Panoplie des saluts coronoviraux
Alors comment se dire bonjour sans se toucher la peau ?
D’autant plus difficile que le réflexe est bien ancré. Quand la chancelière allemande s’est pris un « vent » de la part du ministre de l’Intérieur ou quand Gérard Larcher, le président du Sénat, a ostensiblement ignoré la pogne du sénateur Durain, la leçon a porté. Il aura fallu quelques jours d’avertissements et d’exhortations répétées pour que l’on cesse de tendre la main. Reconnaissons-le, l’aggravation des bilans et la peur bonne conseillère ont résolu pratiquement la question : on ne se salue plus que de loin, d’un geste de la main, quand on se salue ! Même le coup de coude ne fait pas envie. Les checks des ados, réinvention de la poignée de main, sont proscrits. Pour les inconditionnel/les du rituel, voici les gestes possibles repérés dans le monde entier.
- France : touchage de pieds (footskahe) et salut de la main prévalent. Quand des matchs avaient encore lieu sans public, il était interdit aux joueurs de se toucher ou de serrer la main des arbitres. Ballot, puisque par nature les joueurs s’envoyaient tous les postillons possibles dans la figure. La suspension des matchs a réglé la question.
- Chine : des panneaux montrent comment se serrer ses deux propres mains ou d’user du gong shou (paume sur le poing).
- Iran : on a un slogan (« Je ne vous serre pas la main parce que je vous aime bien ») et on avance poing fermé réciproquement sans se toucher. Le footskahe – touchage de pieds est recommandé. Entre hommes. Les femmes, elles, voilà belle lurette qu’on ne leur serre pas la main…
- Allemagne : on s’abstient de tout serrage de main, comme en France
- Espagne : pareillement, on se contente d’un « ola » distancié. Le souci va survenir en avril quand les croyants vont vouloir défiler devant les statues de la Vierge pour embrasser les mains ou les pieds de la sainte représentée. Il va de soi que les autorités interdiront la pratique. Mais l’on connaît les obsessions des cathos fondamentalistes, peut-être persuadé/es que la sainte patronne les protégera…

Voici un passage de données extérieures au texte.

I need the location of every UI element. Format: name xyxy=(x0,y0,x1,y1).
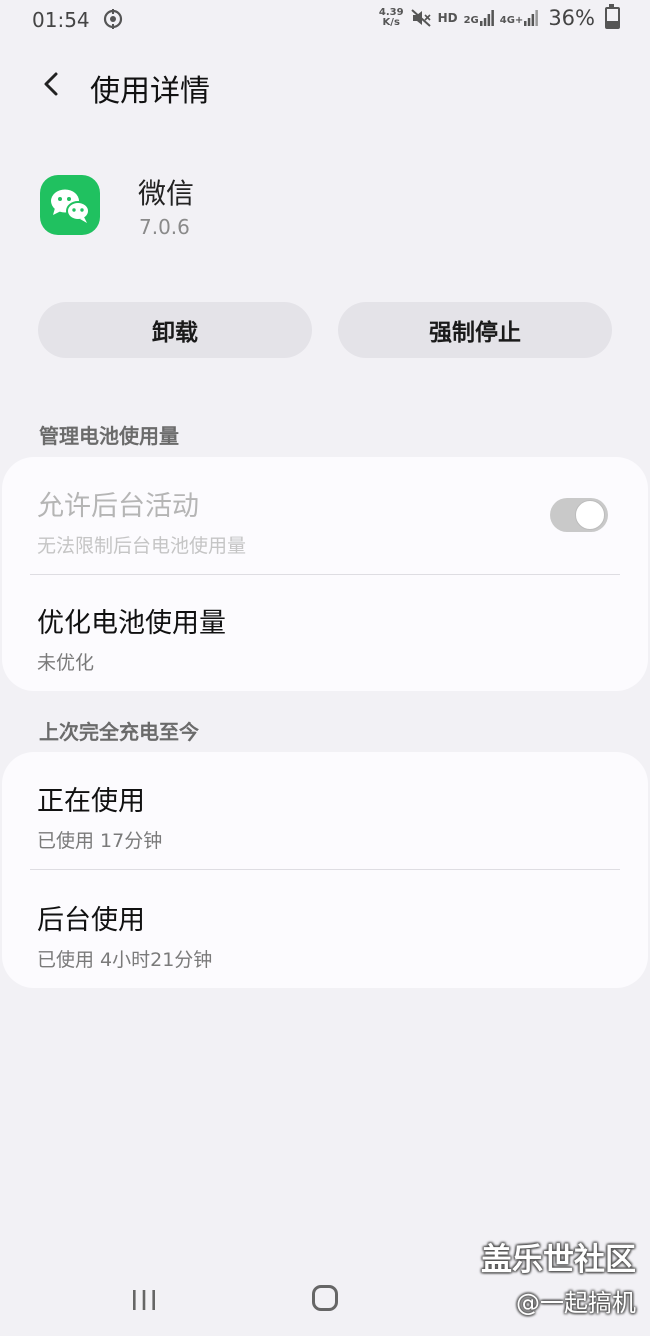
location-icon xyxy=(103,9,123,29)
row-title: 正在使用 xyxy=(37,786,145,817)
allow-background-toggle[interactable] xyxy=(550,498,608,532)
signal-2g-icon: 2G xyxy=(464,10,494,26)
row-subtitle: 未优化 xyxy=(37,652,95,674)
row-subtitle: 已使用 17分钟 xyxy=(37,830,163,852)
force-stop-button[interactable]: 强制停止 xyxy=(338,302,612,358)
home-icon[interactable] xyxy=(312,1285,338,1311)
recent-apps-icon[interactable] xyxy=(132,1288,156,1312)
divider xyxy=(30,869,620,870)
battery-icon xyxy=(605,4,620,29)
wechat-icon xyxy=(40,175,100,235)
mute-icon xyxy=(410,9,431,27)
network-speed: 4.39 K/s xyxy=(378,7,404,28)
row-subtitle: 已使用 4小时21分钟 xyxy=(37,949,213,971)
optimize-battery-row[interactable]: 优化电池使用量 未优化 xyxy=(37,601,613,675)
status-time: 01:54 xyxy=(32,8,90,32)
section-title-battery: 管理电池使用量 xyxy=(39,424,179,448)
app-name: 微信 xyxy=(138,177,195,210)
battery-percent: 36% xyxy=(548,6,595,30)
row-title: 后台使用 xyxy=(37,905,145,936)
row-title: 允许后台活动 xyxy=(37,491,199,522)
app-bar: 使用详情 xyxy=(0,58,650,114)
page-title: 使用详情 xyxy=(90,74,210,109)
signal-4g-icon: 4G+ xyxy=(500,10,539,26)
toggle-knob xyxy=(575,500,605,530)
foreground-usage-row[interactable]: 正在使用 已使用 17分钟 xyxy=(37,779,613,853)
section-title-usage: 上次完全充电至今 xyxy=(39,720,199,744)
back-arrow-icon[interactable] xyxy=(34,64,74,104)
app-version: 7.0.6 xyxy=(139,215,190,239)
background-usage-row[interactable]: 后台使用 已使用 4小时21分钟 xyxy=(37,898,613,972)
divider xyxy=(30,574,620,575)
navigation-bar xyxy=(0,1270,650,1336)
status-icons: 4.39 K/s HD 2G 4G+ 36% xyxy=(378,4,620,30)
uninstall-button[interactable]: 卸载 xyxy=(38,302,312,358)
hd-icon: HD xyxy=(437,11,458,25)
row-title: 优化电池使用量 xyxy=(37,608,226,639)
row-subtitle: 无法限制后台电池使用量 xyxy=(37,535,247,557)
allow-background-row[interactable]: 允许后台活动 无法限制后台电池使用量 xyxy=(37,484,613,558)
status-bar: 01:54 4.39 K/s HD 2G 4G+ 36% xyxy=(0,0,650,40)
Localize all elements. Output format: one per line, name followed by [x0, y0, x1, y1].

- Roumanie : « Donnez des fleurs, pas de bise ». Pour suspendre l’habitude du martisor du 8 mars, journée internationale de la femme, au cours de laquelle les Roumains offraient des fleurs, un baiser et une amulette aux Roumaines, le ministre de la Santé a ciselé ce slogan. De même, les églises orthodoxes ont suspendu le baiser aux icônes et instauré des cuillères jetables pour la communion.
- Aux Pays-Bas, où les bénitiers et la communion ont fait l’objet de précautions, il paraît que l’on n’a pas pensé à ne pas faire circuler la corbeille de la quête. Ballot.
- Liban : footshake de rigueur. Quatre fois si l’on veut.
- Brésil : dans un pays où cet abruti de Bolsonaro se moque du virus et veut que les affaires l’enrichissent comme avant, on a quand même mis en garde les buveurs de maté de ne pas se refiler la paille de fer qui fait le tour des bouches.
- Kirghistan : on a recommandé d’éviter les rassemblements dans les mosquées et de pratiquer la prière du vendredi chez soi.
Finalement, ce sont surtout les rituels religieux qui font les frais de la covid-19…
Merci au Midi libre qui s’est livré à ce tour du monde sans poignée de main.